Movies (or HBO shows) about young New York women fumbling towards ecstasy usually put me to sleep. So it was with one very arched brow that I sat down to watch Noah Baumbach’s Frances Ha. But several minutes in the layer of smug lifted and Baumbach’s gem began to sparkle across the screen. Beginning with the elegant, black-and-white images, Baumbach brings out the best in Greta Gerwig, whose Frances is sharp and funny, less a millennial girl than an updated Annie Hall. There’s a strange alchemy at work: on the surface, Frances might be indistinguishable from similar anti-heroines bent on self-destruction (including, recently, Gerwig herself in the dull Lola Versus). But Baumbach’s film is so much greater than the sum of its parts. Those parts include a very droll Adam Driver as the prototypical playboy hipster and a standout Michael Zegen as his more diffident roommate. Frances Ha is thoroughly charming, and it continued to reverberate long after I left the theater. Consider me converted.

Free Angela & All Political Prisoners (Shola Lynch)

Working from interviews and a treasure trove of archival footage, Shola Lynch’s documentary constructs an account of the persecution, incarceration, and triumphant acquittal of activist and icon Angela Davis. It’s an insider’s portrait, and Lynch assumes both that her audience is familiar with Angela’s story, and that we are on her side. Those looking for an airtight historical narrative or scholarly objectivity won’t find it here. Free Angela functions more as a well-crafted snapshot of a specific moment (and event), rich with the aesthetic beauty of 1970s newsreels, as well as lively, eloquent interviews with Angela and other key figures in her trial. For those who share my fascination with the civil rights era, impressionistic films like Free Angela and last year’s jazzy Black Power Mixtape offer an engrossing rearview look at that part of American history.

Smashed (James Ponsoldt)

Director James Ponsoldt takes on addiction with none of the typical buzzkill or drama.

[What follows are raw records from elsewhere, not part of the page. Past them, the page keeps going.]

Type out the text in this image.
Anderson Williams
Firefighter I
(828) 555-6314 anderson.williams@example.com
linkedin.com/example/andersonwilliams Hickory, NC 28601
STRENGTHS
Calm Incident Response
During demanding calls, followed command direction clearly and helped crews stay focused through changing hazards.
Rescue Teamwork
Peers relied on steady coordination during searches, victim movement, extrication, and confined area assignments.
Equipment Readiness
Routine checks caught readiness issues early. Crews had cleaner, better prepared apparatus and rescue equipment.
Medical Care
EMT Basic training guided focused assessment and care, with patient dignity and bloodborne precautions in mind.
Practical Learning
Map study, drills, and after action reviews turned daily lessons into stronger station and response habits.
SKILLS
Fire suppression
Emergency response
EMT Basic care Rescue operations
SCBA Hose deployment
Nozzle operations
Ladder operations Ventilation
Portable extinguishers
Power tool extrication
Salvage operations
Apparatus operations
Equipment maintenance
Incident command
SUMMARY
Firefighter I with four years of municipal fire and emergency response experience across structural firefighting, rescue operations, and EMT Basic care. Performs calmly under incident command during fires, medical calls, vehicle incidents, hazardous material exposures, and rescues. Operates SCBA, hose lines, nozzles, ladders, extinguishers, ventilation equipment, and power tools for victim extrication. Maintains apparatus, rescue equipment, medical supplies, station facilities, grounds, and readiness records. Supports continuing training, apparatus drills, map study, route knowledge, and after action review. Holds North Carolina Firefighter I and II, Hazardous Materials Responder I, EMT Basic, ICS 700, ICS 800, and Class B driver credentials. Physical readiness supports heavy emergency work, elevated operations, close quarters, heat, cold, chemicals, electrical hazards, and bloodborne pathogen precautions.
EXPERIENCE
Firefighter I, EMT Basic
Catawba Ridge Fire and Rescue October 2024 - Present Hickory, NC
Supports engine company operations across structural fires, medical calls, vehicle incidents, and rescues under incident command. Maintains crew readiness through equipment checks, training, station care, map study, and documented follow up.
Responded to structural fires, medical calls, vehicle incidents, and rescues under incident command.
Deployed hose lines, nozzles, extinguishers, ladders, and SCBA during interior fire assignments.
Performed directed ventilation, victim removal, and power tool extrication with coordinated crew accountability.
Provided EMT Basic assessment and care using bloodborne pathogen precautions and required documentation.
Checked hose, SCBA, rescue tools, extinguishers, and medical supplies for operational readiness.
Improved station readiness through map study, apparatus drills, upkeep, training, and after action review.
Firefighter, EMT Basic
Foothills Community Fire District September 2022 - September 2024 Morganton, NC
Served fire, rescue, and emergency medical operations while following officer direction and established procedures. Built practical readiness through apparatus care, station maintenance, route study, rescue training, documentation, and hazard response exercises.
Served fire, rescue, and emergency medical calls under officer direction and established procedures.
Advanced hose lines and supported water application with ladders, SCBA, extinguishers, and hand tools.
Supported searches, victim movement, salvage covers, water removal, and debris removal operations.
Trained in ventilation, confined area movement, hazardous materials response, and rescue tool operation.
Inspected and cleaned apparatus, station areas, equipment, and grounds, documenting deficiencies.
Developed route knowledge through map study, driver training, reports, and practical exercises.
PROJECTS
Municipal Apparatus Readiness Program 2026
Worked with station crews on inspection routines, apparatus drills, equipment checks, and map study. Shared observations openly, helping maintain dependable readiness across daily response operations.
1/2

He smartly builds the film around Mary Elizabeth Winstead, who gives a remarkable performance as Katie, a young woman coping with the realization that she’s an alcoholic. Ponsoldt’s script (co-written with Susan Burke) nicely balances the humor and sorrow of Katie’s situation, mirroring her hipster-ish Angeleno life with realism and wit. In addition to Winstead, Smashed has an ace cast, pitting Aaron Paul as Katie’s hard-drinking husband against Nick Offerman and Octavia Spencer as her AA allies. Although it is sensational excess that often makes headlines, Ponsoldt’s quiet story is arguably more compelling.

Silver Linings Playbook (David O. Russell)

Paging Mindy Kaling: the latest from David O. Russell is the most exciting reinvention of the romantic comedy since The Devil Wears Prada. It’s bizarrely modern, dark without losing any of the heart that we look for in a classic romance. Bradley Cooper is excellent as Pat Solitano, a man struggling to put his life back together after a violent episode that lands him in a mental institution. Bipolar and reluctantly on meds, Pat returns home to both Philly and the watchful gaze of his parents (played by DeNiro, finally back in top form, and Jacki Weaver). Although Pat is focused on winning back his ex-wife, he keeps colliding with neighbor Tiffany (Jennifer Lawrence). She’s brash, unbalanced, and perfect for Pat, from their meet-cute bonding over psychiatric medications to the inevitable ballroom dance competition training montage. Yep. Why are they in a ballroom dance competition? Who cares! Russell swings the camera around with giddy energy, and that magic seems to envelope the cast. We get DeNiro reborn, and Cooper and Lawrence in the best dance routine since Swayze refused to put Baby in the corner. A pure, unbridled winner.